« National Amnesia | Main | Oh, That Again »

June 14, 2004

Comments

Chad

What amazes me is that a few times I heard pundits (outside of FOX News, no less) try to push the idea that Reagan left office with the highest approval rating of any president in history, something that can be objectively proven false.

JJMcC

As another quick addenda, I found myself wryly
amused over the weekend when NPR ran a piece
challenging the rhetorical record with the historical one. In particular, it seemed to cite many of the examples alluded to here and documented elsewhere. And I heard it here first!

At least, so concisely enumerated. I mean I was FEELING it earlier...so to speak.

David Van Domelen

"Hagiography" is a term that really should be brought into common discourse, as you're rarely going to see such a clear example of that process in action as you will with RWR RIP.

Tim Hulsey

True, Reagan opposed abortion, but I don't see how that contradicts the idea that he supported individual liberty. Reagan included fetuses under the definition of "individual" -- an intellectually valid and defensible position, albeit one with which I happen to disagree.

Reagan wasn't anti-Gay, either, as anyone who examines his record in California can plainly see. Quite a few people linked to his administration were homophobic, and perhaps Reagan should have denounced them. Perhaps he should also have mentioned AIDS as a national policy issue prior to '85, though by then the federal government had allocated several billion dollars for research and treatment.
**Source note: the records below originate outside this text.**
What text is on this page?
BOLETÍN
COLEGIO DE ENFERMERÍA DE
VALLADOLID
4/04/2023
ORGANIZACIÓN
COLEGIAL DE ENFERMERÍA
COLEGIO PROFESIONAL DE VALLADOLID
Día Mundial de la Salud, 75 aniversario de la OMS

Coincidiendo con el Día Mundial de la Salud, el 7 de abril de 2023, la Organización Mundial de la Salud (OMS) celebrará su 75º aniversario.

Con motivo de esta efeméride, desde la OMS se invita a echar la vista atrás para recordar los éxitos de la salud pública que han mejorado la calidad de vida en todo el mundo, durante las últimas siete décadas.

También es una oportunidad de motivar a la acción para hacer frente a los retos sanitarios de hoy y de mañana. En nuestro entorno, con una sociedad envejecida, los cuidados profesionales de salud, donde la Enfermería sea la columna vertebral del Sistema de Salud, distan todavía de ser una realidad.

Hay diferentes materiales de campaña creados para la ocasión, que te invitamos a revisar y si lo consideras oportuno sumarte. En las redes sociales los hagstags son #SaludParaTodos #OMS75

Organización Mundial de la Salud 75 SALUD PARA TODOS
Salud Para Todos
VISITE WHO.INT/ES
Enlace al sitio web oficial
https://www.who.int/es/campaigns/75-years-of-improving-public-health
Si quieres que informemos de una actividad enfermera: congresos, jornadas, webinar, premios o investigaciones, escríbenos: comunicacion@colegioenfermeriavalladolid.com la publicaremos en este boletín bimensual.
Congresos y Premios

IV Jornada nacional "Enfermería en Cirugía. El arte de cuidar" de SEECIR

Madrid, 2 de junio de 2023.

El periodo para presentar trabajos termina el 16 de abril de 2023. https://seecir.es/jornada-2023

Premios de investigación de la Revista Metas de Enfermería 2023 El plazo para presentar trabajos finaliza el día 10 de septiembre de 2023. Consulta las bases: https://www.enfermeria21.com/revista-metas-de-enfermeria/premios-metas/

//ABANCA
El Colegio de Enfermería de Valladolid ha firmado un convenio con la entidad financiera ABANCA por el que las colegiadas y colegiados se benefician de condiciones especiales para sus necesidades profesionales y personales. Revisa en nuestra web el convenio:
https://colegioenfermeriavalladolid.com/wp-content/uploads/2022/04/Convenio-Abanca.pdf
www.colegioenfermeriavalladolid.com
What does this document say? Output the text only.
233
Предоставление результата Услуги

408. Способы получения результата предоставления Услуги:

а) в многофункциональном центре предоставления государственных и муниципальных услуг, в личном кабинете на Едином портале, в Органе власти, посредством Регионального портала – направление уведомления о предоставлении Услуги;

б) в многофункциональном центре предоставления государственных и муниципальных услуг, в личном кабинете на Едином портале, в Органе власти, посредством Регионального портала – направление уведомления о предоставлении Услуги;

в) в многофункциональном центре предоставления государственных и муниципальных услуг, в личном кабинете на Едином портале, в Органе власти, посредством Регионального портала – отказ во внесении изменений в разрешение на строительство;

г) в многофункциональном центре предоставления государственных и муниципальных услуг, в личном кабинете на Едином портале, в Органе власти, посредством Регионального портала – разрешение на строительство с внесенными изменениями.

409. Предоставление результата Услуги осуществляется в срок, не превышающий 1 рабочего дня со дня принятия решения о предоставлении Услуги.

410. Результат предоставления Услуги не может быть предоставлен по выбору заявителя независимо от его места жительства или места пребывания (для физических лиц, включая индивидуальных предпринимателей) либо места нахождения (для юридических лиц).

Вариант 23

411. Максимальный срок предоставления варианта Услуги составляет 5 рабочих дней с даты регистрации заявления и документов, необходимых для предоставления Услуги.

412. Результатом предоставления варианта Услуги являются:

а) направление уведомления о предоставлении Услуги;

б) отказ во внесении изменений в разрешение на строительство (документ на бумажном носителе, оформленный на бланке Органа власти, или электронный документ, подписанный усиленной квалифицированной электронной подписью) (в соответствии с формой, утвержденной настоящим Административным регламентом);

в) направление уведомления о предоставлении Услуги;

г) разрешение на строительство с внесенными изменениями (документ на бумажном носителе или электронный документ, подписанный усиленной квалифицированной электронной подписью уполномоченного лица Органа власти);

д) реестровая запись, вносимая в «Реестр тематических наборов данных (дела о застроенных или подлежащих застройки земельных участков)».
It's difficult to see what else could have been done.

As for wealth and power, it's true that the rich got richer under the Reagan administration. But we tend to forget that the poor got richer, too -- not just in terms of jobs and wages, but in terms of their buying power as well. Small-time farmers didn't fare so well in this new economy, of course: Low food prices led to the consolidation of family farms. I guess you could say Reagan didn't do well by them.

Marc

I wrote that Reagan's ostensible fealty to individual self-determination broke down if you were "HIV-positive," not "gay" - two very different categories, obviously! - for precisely the reason you cite, Tim. Although I'll also note that, while Reagan opposed the California proposition banning gays from teaching, he was perfectly willing to benefit politically from a surging anti-gay (and anti-feminist) backlash in the late 1970s and 1980s.

I also believe the funding Reagan allocated for AIDS in the early eighties was significantly less than what Congress requested, and at any rate it's easy to imagine quite a bit more that he could have done: mentioned AIDS sometime in the four years before it killed one of his personal friends, or not left it up to a conscientious Surgeon General to start advocating protections against it. (I did a bit of research on Reagan's AIDS policy prior to writing this piece, but left out the links and citations as my point was not to attack twenty-year-old policy but to deflate the revisionist canonization. Maybe I'll add them here once I'm back from vacation.)

In any case, these are just a few examples, and we haven't even gotten to the blacklists or death squads yet. My point is that while claiming Reagan as a champion of individual liberty makes for a polite epitaph, one perfectly in keeping with conservative ideology and the man's own carefully crafted image, it doesn't match up with his actions. Your piece suggested that Reagan was, by his very nature as an individualist, opposed to "hierarchy and control"; Ronald Reagan was a friend to both, and to those who wanted to reinstitute some of the most reactionary or brutal hierarchies.

The comments to this entry are closed.